Mevcut iktidarın gazeteciliği yok etmeye çalıştığını vurgulayan Altan, “Bugün itibariyle artık sadece gazeteciler de değil toplumun tamamına gözdağı veriyorlar. Buradaki amaç tamamen kendilerini korumaya almak, yaptıkları kötü icraatların üstünü örtmek, bunların kamuoyu tarafından duyulmamasını sağlamak, bunu yapan gazetecileri bu şekilde derdest edip tutuklayarak, toplumun tüm kesimine gözdağı vermek istiyorlar. Bu sansür yasasını biz kabul etmiyoruz. Bu yasa toplumun haber alma hakkını engellemeye dönük yasadır. Pratikte de bu gerçekleşiyor. Kabul etmediğimizi bir kez daha dile getiriyoruz” dedi.

‘AYM kararı iptal etmeli’

AYM’ye yasanın iptal edilmesi çağrısında bulunan Altan, şunları söyledi: “İptal edilmemesi halinde bu yasaya dayanarak, çok şey yapılabilir, çok kötü şeyler yapılacaktır. Neredeyse kimsenin ağzını açamayacağı bir hale sokmaya çalışacaklar. Buna karşı durmak gerekiyor. AYM’nin bu yasayı bir an önce iptal etmesini bekliyoruz."

Ok: Yasa ‘Demokles’in Kılıcı’ gibi kullanılıyor

Medya ve Hukuk Çalışmaları Derneği (MLSA) Eş Direktörü Veysel Ok, “Dezenformasyon yasası”nın gazeteciler üzerinde “Demokles'in kılıcı” olarak kullanıldığının altını çizdi. Yasal düzenlemenin en çok deprem döneminde kullanıldığını vurgulayan Ok, “Deprem yardımlarının gelmediğini belirten yurttaşlar, Osmaniye'de bir gazeteci deprem yardımlarının iktidara yakın kişiler tarafından alındığını ifade ettiği için tutuklandı, Bitlis'te Sinan Aygün tutuklandı. Bu yasanın gazeteciliği bir şekilde baskı altına alacağını, gazetecilerin işini yapmasını engelleyeceğini söylemiştik ve böyle kritik anlarda kullanılan bir yasaya döneceğini ifade etmiştik” diye konuştu. Ok, son olarak bu yasa kapsamında gazeteciler Tolga Şardan ve Cengiz Erdinç’in gözaltına alındığını hatırlattı.

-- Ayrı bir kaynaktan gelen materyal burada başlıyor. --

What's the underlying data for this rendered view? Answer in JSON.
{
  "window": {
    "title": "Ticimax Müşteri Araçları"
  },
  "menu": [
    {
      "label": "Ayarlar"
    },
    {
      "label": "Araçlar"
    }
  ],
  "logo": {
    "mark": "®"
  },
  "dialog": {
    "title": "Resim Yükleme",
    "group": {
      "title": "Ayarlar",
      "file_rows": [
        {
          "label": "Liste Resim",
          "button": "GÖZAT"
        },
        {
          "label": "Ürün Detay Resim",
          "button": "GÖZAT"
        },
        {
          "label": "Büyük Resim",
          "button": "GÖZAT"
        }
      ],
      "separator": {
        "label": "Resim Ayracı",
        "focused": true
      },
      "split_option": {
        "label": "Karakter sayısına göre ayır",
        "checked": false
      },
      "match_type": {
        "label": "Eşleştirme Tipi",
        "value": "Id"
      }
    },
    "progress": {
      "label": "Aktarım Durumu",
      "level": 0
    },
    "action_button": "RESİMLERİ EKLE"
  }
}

'Politik arka plan yoksa iptal edilmeli'

Bu yasanın öncelikle AYM'deki ifade ve basın özgürlüğü maddelerine aykırı olduğunun altını çizen Ok, "Öngörülebilir bir yasa değil.  Halkı panik yaratacak şekilde bilgi yayma kavramı hukuken karşılığı olmayan bir kavram, öncelikle yanıltıcı bilginin ne olduğu,  bilginin yanıltıcı olup olmadığına kimin karar verdiği çok tartışmalı ve Avrupa Konseyi ülkelerinde bu kadar ağır ceza veren tek ülke Türkiye. Bu yasa 8 Kasım'da iptali yönünden AYM'de görüşülecek. AYM'nin geçmişte gazetecilik ile ilgili verdiği kararları dikkatle incelediğimiz de beklentim bu yasanın iptal edilmesidir. Eğer bir politik arka plan yoksa ve AYM geçmiş içtihatlarına uyumlu bir karar verecekse; bu yasanın AYM'ye aykırı olduğu çok net. İktidar kendisi dışında hiçbir kaynaktan önemli toplumsal olaylarla ilgili bir bilgi akışı olmasını istemiyor" dedi.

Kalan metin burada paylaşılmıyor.